At lunch, the fare goes all the way from a classic BLT and a roast turkey sandwich ($6.50) to a roasted leg of lamb ($7.50) and linguine with chicken, spinach and mushroom ($7.95). An unusual offering is the pan bagna ($6.95), a Proveneal sandwich of egg, pepper, anchovy, tomato, cucumber, olives and lettuce. You also can't go wrong with the grilled fish on a baguette ($7.25) — red snapper rolled in semolina flour with a caper tartar sauce. The most expensive bottle of wine, a 1991 Fox Hollow Cabernet Sauvignon, sets you back $21. Aknin is a knowledgeable oenophile. On our last visit, he recommended a $19 Saddleback Pinot Blanc, whose tropical complexity immediately cured our chardonnay/sauvignon blanc rut.
Aknin and Robbins, by the way, are definitely not calling it in from a condo in Maui. One of them is always there, at every lunch and dinner, greeting, schmoozing, busing, making wine suggestions and, in general, giving every table friendly attention. The restaurant attracts an eclectic bunch, almost all of whom seem to know the owners by name. That sense of being part of the place happens pretty fast.

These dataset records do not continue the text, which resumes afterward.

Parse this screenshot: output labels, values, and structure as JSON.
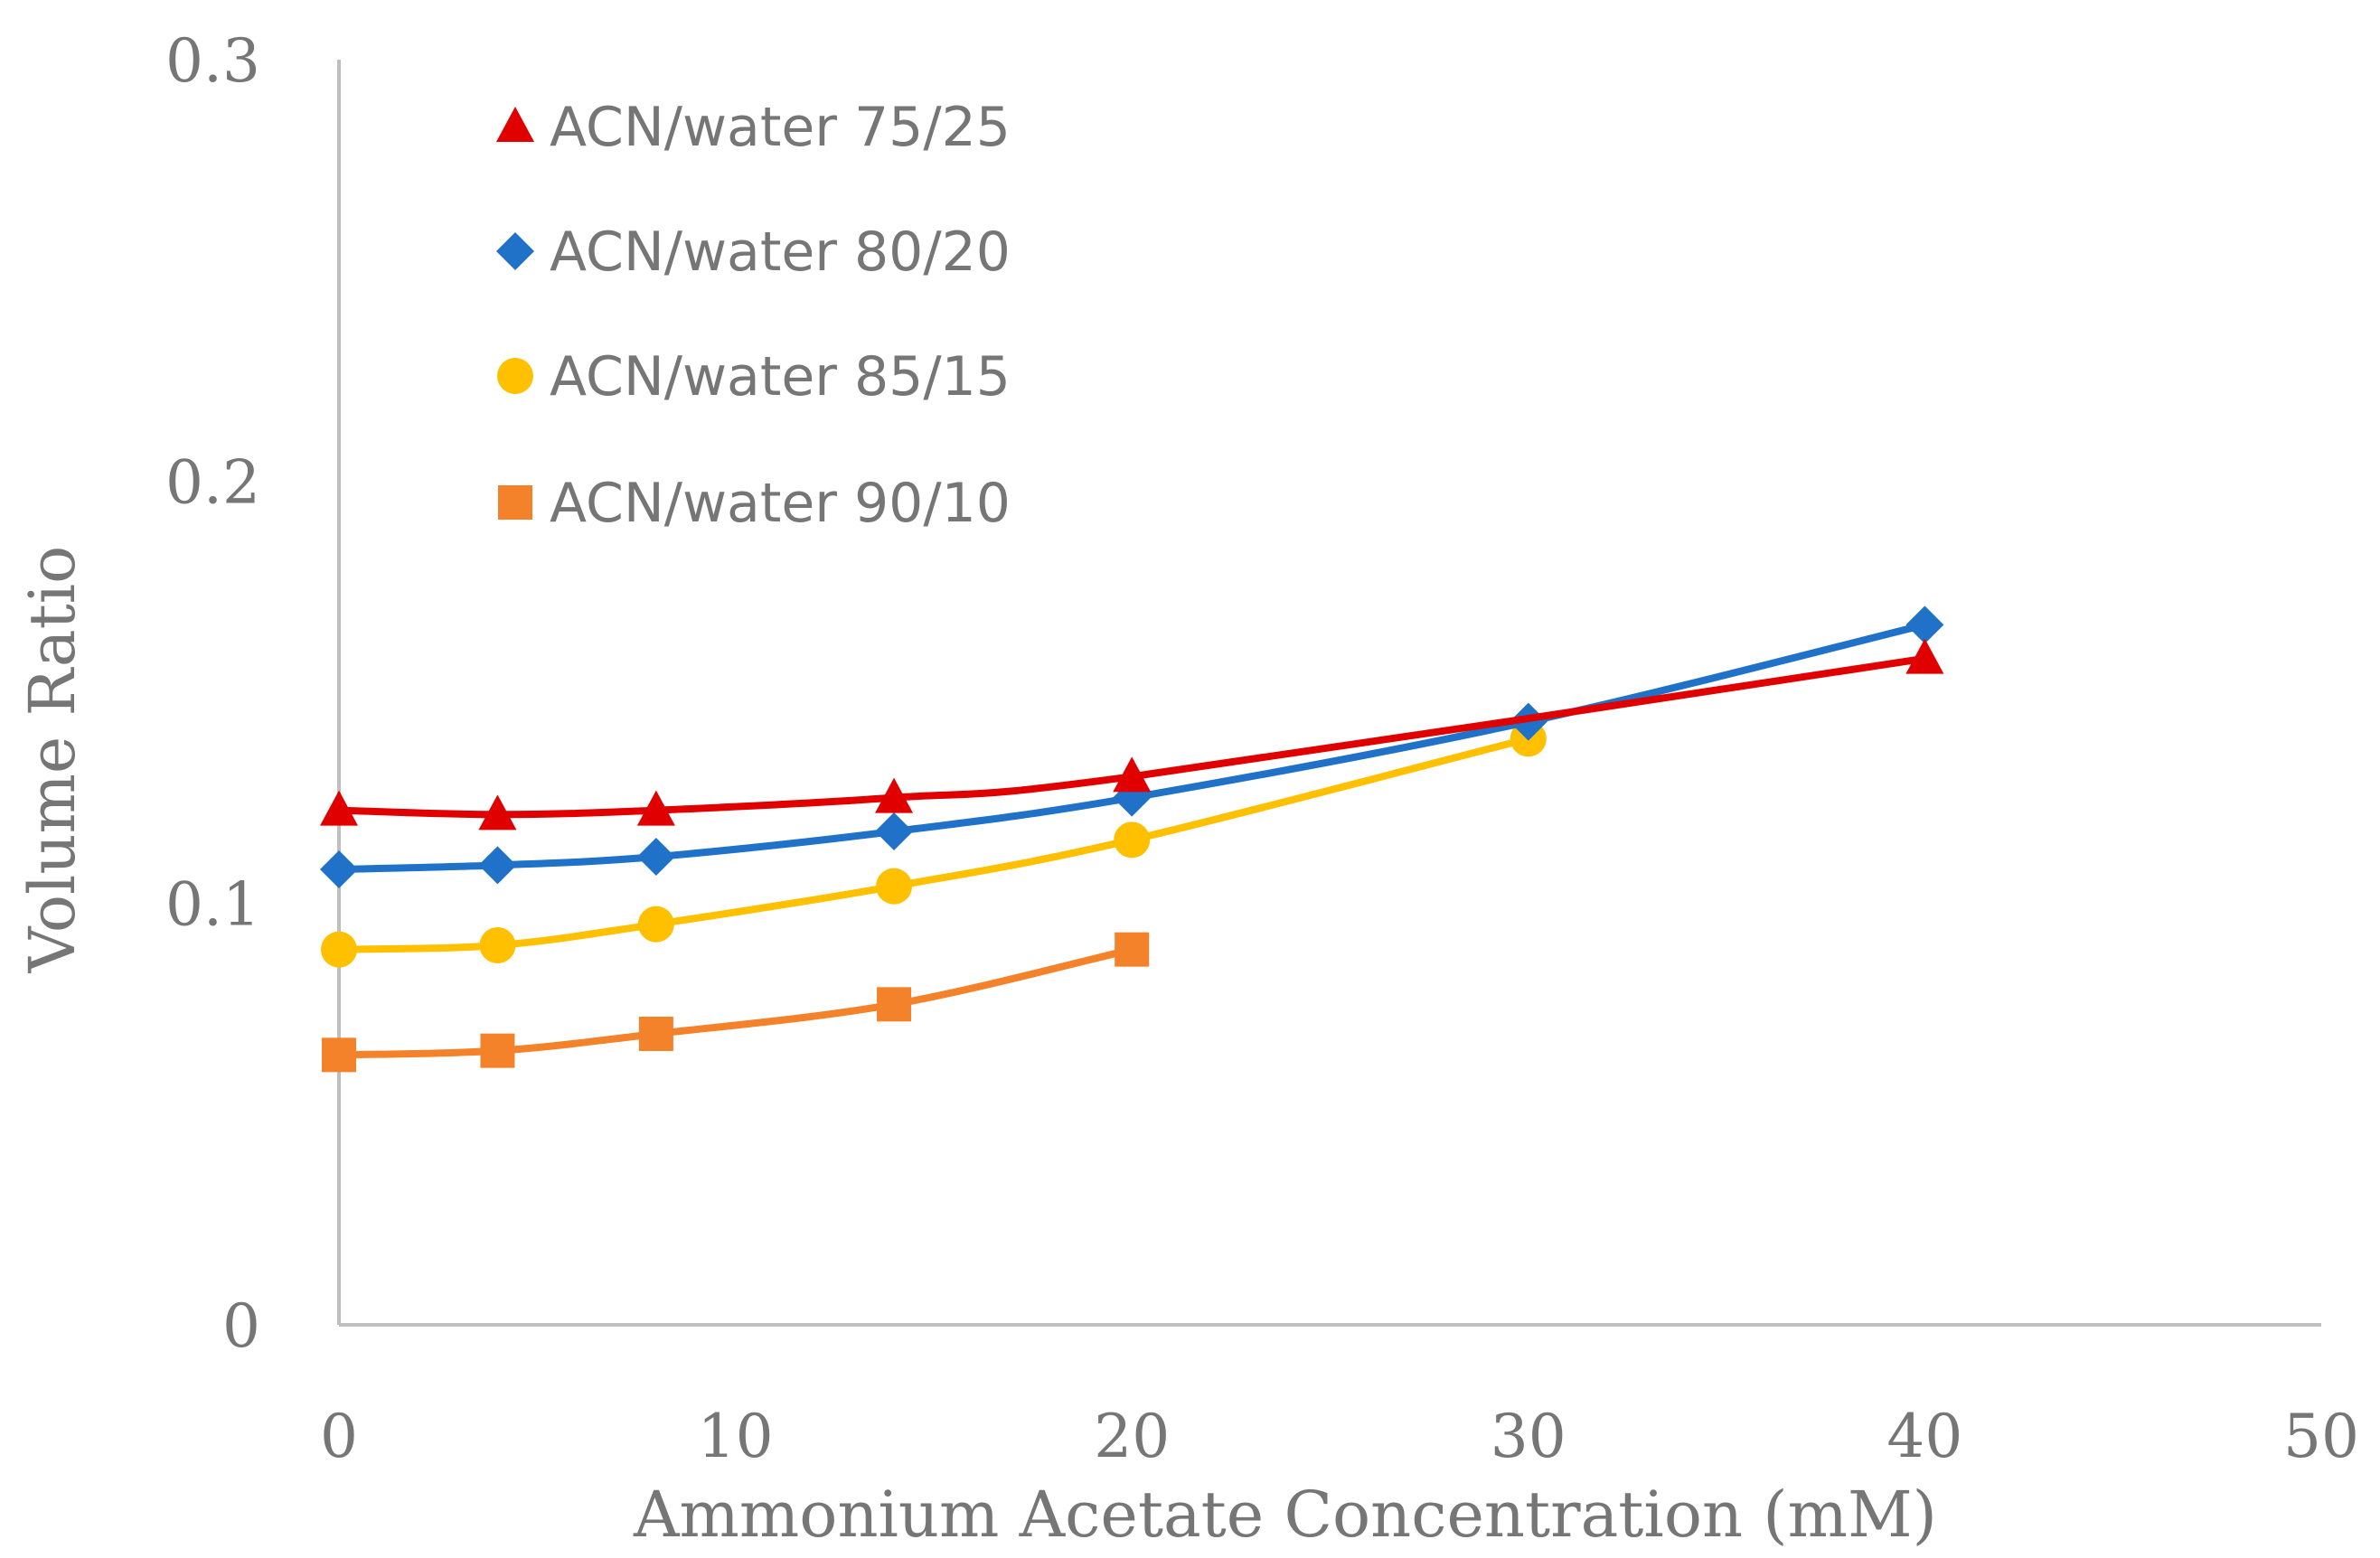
{
  "chart_data": {
    "type": "line",
    "title": "",
    "xlabel": "Ammonium Acetate Concentration (mM)",
    "ylabel": "Volume Ratio",
    "xlim": [
      0,
      50
    ],
    "ylim": [
      0,
      0.3
    ],
    "x_ticks": [
      "0",
      "10",
      "20",
      "30",
      "40",
      "50"
    ],
    "y_ticks": [
      "0",
      "0.1",
      "0.2",
      "0.3"
    ],
    "grid": false,
    "legend_position": "top-left",
    "series": [
      {
        "name": "ACN/water 75/25",
        "marker": "triangle",
        "color": "#E00000",
        "x": [
          0,
          4,
          8,
          14,
          20,
          40
        ],
        "y": [
          0.122,
          0.121,
          0.122,
          0.125,
          0.13,
          0.158
        ]
      },
      {
        "name": "ACN/water 80/20",
        "marker": "diamond",
        "color": "#1F72C8",
        "x": [
          0,
          4,
          8,
          14,
          20,
          30,
          40
        ],
        "y": [
          0.108,
          0.109,
          0.111,
          0.117,
          0.125,
          0.143,
          0.166
        ]
      },
      {
        "name": "ACN/water 85/15",
        "marker": "circle",
        "color": "#FFC000",
        "x": [
          0,
          4,
          8,
          14,
          20,
          30
        ],
        "y": [
          0.089,
          0.09,
          0.095,
          0.104,
          0.115,
          0.139
        ]
      },
      {
        "name": "ACN/water 90/10",
        "marker": "square",
        "color": "#F4822A",
        "x": [
          0,
          4,
          8,
          14,
          20
        ],
        "y": [
          0.064,
          0.065,
          0.069,
          0.076,
          0.089
        ]
      }
    ]
  }
}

Like so many other energetic restaurateurs in town, these two are doing everything they can to make the place sizzle, short of dragging people in off the street and force-feeding them: The couple has winemaker dinners and cigar nights; they cater; they open up a private patio in those mythical warm-weather months. But it's the combination of creative, fresh food at rock-bottom prices and dynamic owners that really make this place cook.